Griffith Feeney gfeeney at gfeeney.com
Sun Dec 17 17:25:08 PST 2000


Thanks for both these replies, more below.

>--- Griffith Feeney <gfeeney at hawaii.edu> wrote:
>>I want to secure my linux (Debian 2.2) installation
>>with a backup for recovery (of the system, not particular data) in
>>case of problems. Prefer free to commercial solution. This is a 
>>single user workstation.

At 06:47 PM 12/16/00 -1000, [Robert Green <aloha_moon at yahoo.com>] wrote:
>I am also interested in this info -- perhaps we could
>work on a backup/restore howto with what we come up
>with?

At 09:24 PM 12/16/00 -1000, [kilauea at hsa-kauai.net] wrote:
>Info relating to backup is here, search for "back"
>
>http://www.linuxdoc.org/LDP/lame/LAME/linux-admin-made-easy/book1.html
>
>LDP is an excellent source for most questions. I use tar but I remember
>reading that cpio is more error tolerant. I'm sure that there are more
>references to backups at LDP but you will need to look around. O'Reilly 
>publishing has a good book for general questions "Running Linux" and 
>"Linux in a Nutshell" is a good reference text. However, it isn't 
>necessary to buy text because LDP has most everything anyway.
>
>Aloha from Kauai, Mark

Thanks for the LDP reference, which led quickly to 

http://www.linuxdoc.org/LDP/lame/LAME/linux-admin-made-easy/c1315.html

which gives

tar -zcvpf /archive/full-backup-`date '+%d-%B-%Y'`.tar.gz --directory /
--exclude=mnt --exclude=proc

(see the link for details).

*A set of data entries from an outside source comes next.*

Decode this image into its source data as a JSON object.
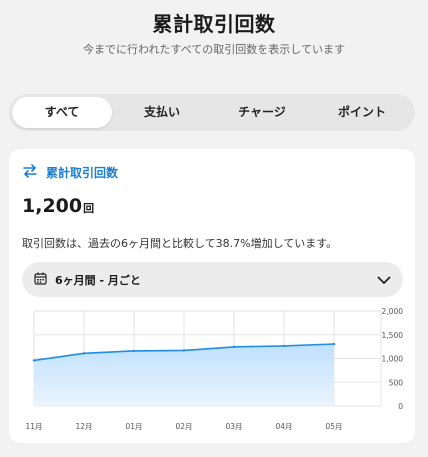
{
  "header": {
    "title": "累計取引回数",
    "subtitle": "今までに行われたすべての取引回数を表示しています"
  },
  "tabs": [
    {
      "label": "すべて",
      "active": true
    },
    {
      "label": "支払い",
      "active": false
    },
    {
      "label": "チャージ",
      "active": false
    },
    {
      "label": "ポイント",
      "active": false
    }
  ],
  "card": {
    "title": "累計取引回数",
    "title_icon": "swap-arrows-icon",
    "total": "1,200",
    "total_unit": "回",
    "comparison": "取引回数は、過去の6ヶ月間と比較して38.7%増加しています。",
    "period_select": {
      "value": "6ヶ月間 - 月ごと",
      "icon": "calendar-icon",
      "chevron_icon": "chevron-down-icon"
    }
  },
  "colors": {
    "accent": "#1a7fd4",
    "line": "#1f8de6",
    "area_top": "#bfe0fb",
    "area_bottom": "#eaf5fe"
  },
  "chart_data": {
    "type": "area",
    "x": [
      "11月",
      "12月",
      "01月",
      "02月",
      "03月",
      "04月",
      "05月"
    ],
    "values": [
      960,
      1110,
      1160,
      1170,
      1245,
      1265,
      1305
    ],
    "ylim": [
      0,
      2000
    ],
    "yticks": [
      "2,000",
      "1,500",
      "1,000",
      "500",
      "0"
    ],
    "ytick_values": [
      2000,
      1500,
      1000,
      500,
      0
    ],
    "grid": true,
    "y_axis_side": "right"
  }
}
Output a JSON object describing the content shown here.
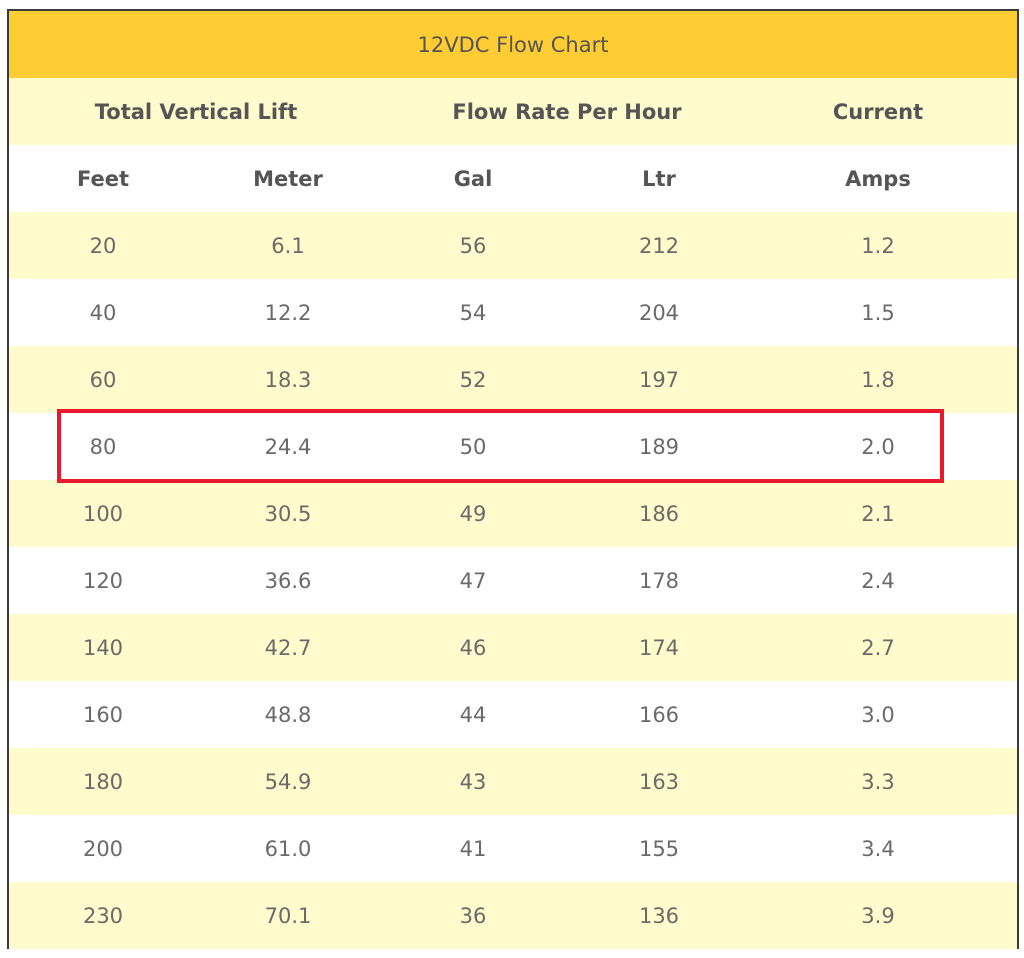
{
  "table": {
    "title": "12VDC Flow Chart",
    "group_headers": [
      "Total Vertical Lift",
      "Flow Rate Per Hour",
      "Current"
    ],
    "unit_headers": [
      "Feet",
      "Meter",
      "Gal",
      "Ltr",
      "Amps"
    ],
    "rows": [
      [
        "20",
        "6.1",
        "56",
        "212",
        "1.2"
      ],
      [
        "40",
        "12.2",
        "54",
        "204",
        "1.5"
      ],
      [
        "60",
        "18.3",
        "52",
        "197",
        "1.8"
      ],
      [
        "80",
        "24.4",
        "50",
        "189",
        "2.0"
      ],
      [
        "100",
        "30.5",
        "49",
        "186",
        "2.1"
      ],
      [
        "120",
        "36.6",
        "47",
        "178",
        "2.4"
      ],
      [
        "140",
        "42.7",
        "46",
        "174",
        "2.7"
      ],
      [
        "160",
        "48.8",
        "44",
        "166",
        "3.0"
      ],
      [
        "180",
        "54.9",
        "43",
        "163",
        "3.3"
      ],
      [
        "200",
        "61.0",
        "41",
        "155",
        "3.4"
      ],
      [
        "230",
        "70.1",
        "36",
        "136",
        "3.9"
      ]
    ],
    "highlighted_row": 3
  },
  "colors": {
    "title_bg": "#ffcc33",
    "stripe_bg": "#fffbcc",
    "highlight_border": "#e8192c"
  }
}
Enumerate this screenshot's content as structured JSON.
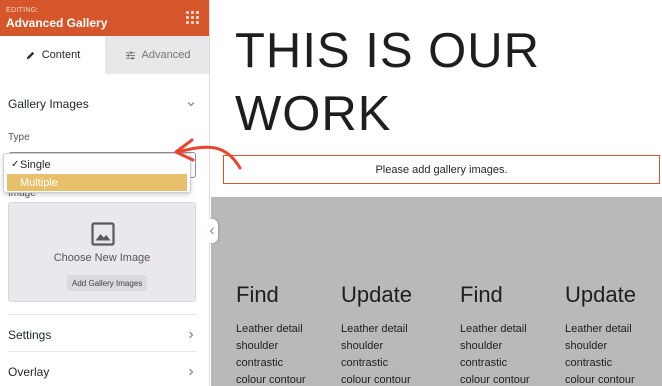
{
  "sidebar": {
    "header": {
      "editing": "EDITING:",
      "title": "Advanced Gallery"
    },
    "tabs": [
      {
        "label": "Content"
      },
      {
        "label": "Advanced"
      }
    ],
    "gallery_section": {
      "title": "Gallery Images"
    },
    "type": {
      "label": "Type",
      "options": [
        {
          "label": "Single",
          "selected": true
        },
        {
          "label": "Multiple",
          "highlighted": true
        }
      ]
    },
    "image": {
      "label": "Image",
      "choose_text": "Choose New Image",
      "add_button": "Add Gallery Images"
    },
    "sections": [
      {
        "title": "Settings"
      },
      {
        "title": "Overlay"
      }
    ]
  },
  "preview": {
    "heading_line1": "THIS IS OUR",
    "heading_line2": "WORK",
    "notice": "Please add gallery images.",
    "columns": [
      {
        "title": "Find",
        "lines": [
          "Leather detail",
          "shoulder",
          "contrastic",
          "colour contour"
        ]
      },
      {
        "title": "Update",
        "lines": [
          "Leather detail",
          "shoulder",
          "contrastic",
          "colour contour"
        ]
      },
      {
        "title": "Find",
        "lines": [
          "Leather detail",
          "shoulder",
          "contrastic",
          "colour contour"
        ]
      },
      {
        "title": "Update",
        "lines": [
          "Leather detail",
          "shoulder",
          "contrastic",
          "colour contour"
        ]
      }
    ]
  },
  "colors": {
    "accent": "#d4562a",
    "highlight": "#e8c06c",
    "arrow": "#e8452c",
    "gray_band": "#b9b9b9"
  },
  "icons": [
    "grid-drag-icon",
    "pencil-icon",
    "sliders-icon",
    "chevron-down-icon",
    "image-placeholder-icon",
    "chevron-right-icon",
    "chevron-left-icon",
    "annotation-arrow"
  ]
}
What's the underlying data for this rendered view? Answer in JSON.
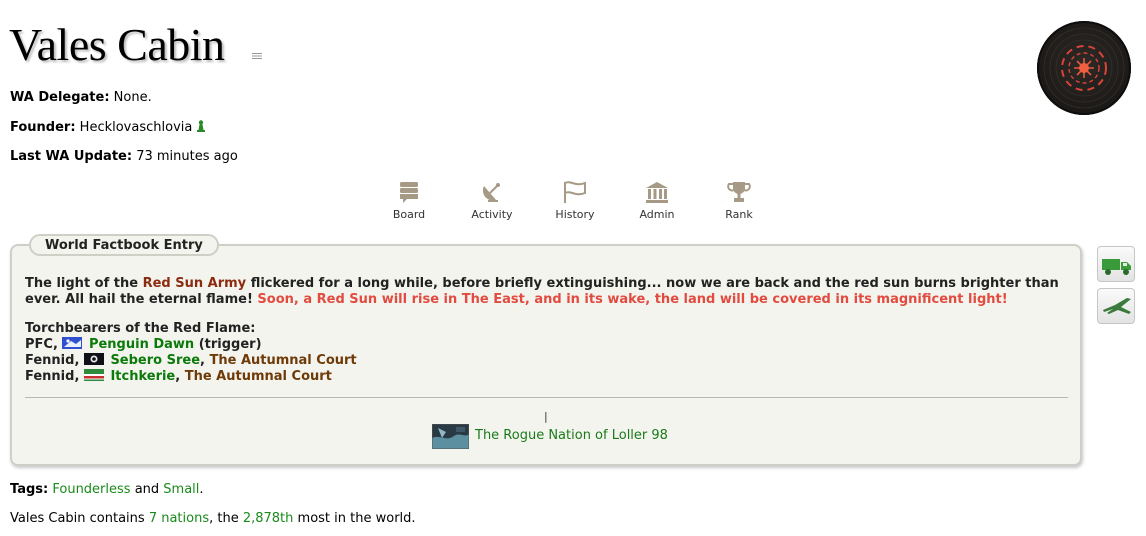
{
  "region": {
    "name": "Vales Cabin"
  },
  "meta": {
    "delegate_label": "WA Delegate:",
    "delegate_value": "None.",
    "founder_label": "Founder:",
    "founder_value": "Hecklovaschlovia",
    "update_label": "Last WA Update:",
    "update_value": "73 minutes ago"
  },
  "nav": {
    "board": "Board",
    "activity": "Activity",
    "history": "History",
    "admin": "Admin",
    "rank": "Rank"
  },
  "factbook": {
    "tab_label": "World Factbook Entry",
    "p1_a": "The light of the ",
    "p1_army": "Red Sun Army",
    "p1_b": " flickered for a long while, before briefly extinguishing... now we are back and the red sun burns brighter than",
    "p1_c": "ever. All hail the eternal flame! ",
    "p1_red": "Soon, a Red Sun will rise in The East, and in its wake, the land will be covered in its magnificent light!",
    "torch_title": "Torchbearers of the Red Flame:",
    "rows": [
      {
        "prefix": "PFC, ",
        "name": "Penguin Dawn",
        "suffix": " (trigger)",
        "court": ""
      },
      {
        "prefix": "Fennid, ",
        "name": "Sebero Sree",
        "suffix": ", ",
        "court": "The Autumnal Court"
      },
      {
        "prefix": "Fennid, ",
        "name": "Itchkerie",
        "suffix": ", ",
        "court": "The Autumnal Court"
      }
    ],
    "mark": "|",
    "rogue_nation": "The Rogue Nation of Loller 98"
  },
  "footer": {
    "tags_label": "Tags:",
    "tag1": "Founderless",
    "and": " and ",
    "tag2": "Small",
    "period": ".",
    "contains_a": "Vales Cabin contains ",
    "nations": "7 nations",
    "contains_b": ", the ",
    "rank": "2,878th",
    "contains_c": " most in the world."
  },
  "colors": {
    "accent_green": "#1a8a1a",
    "dark_red": "#8b2c10",
    "bright_red": "#e14b40",
    "box_bg": "#f4f4ee"
  }
}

This doesn't work but after absurdly many hours
of reading books and man files and experimenting I find that the same thing
less '--directory' does seem to work. Can anyone confirm that '--directory'
doesn't belong there (or should it be '--directory=/')? I used a simpler
command to test,

tar -zcvpf /archive/test.tar.gz / --exclude=usr

along with a bunch of other excludes because I don't have disk space
immediately handy for the whole thing.

This does seem to answer the question of how to make an archive of your
system, and (in the end) simply.

There remains the question of how to restore the system from the archive.
I'm content to assume for now that the partition (my system is on a single
partition) is intact, so that it is necessary only to boot a system that
can restore the archive file to it.

The Nov 2000 Linux Journal has an article on 'Bare Metal Recovery How-To'
(not online, unfortunately), which I need to study further. It should give
the answer, or most of it. It's more complicated that one would like. For
the present, at least, I'm content to restore from another disk on the same
system, recognizing that a power supply failure could destroy them all.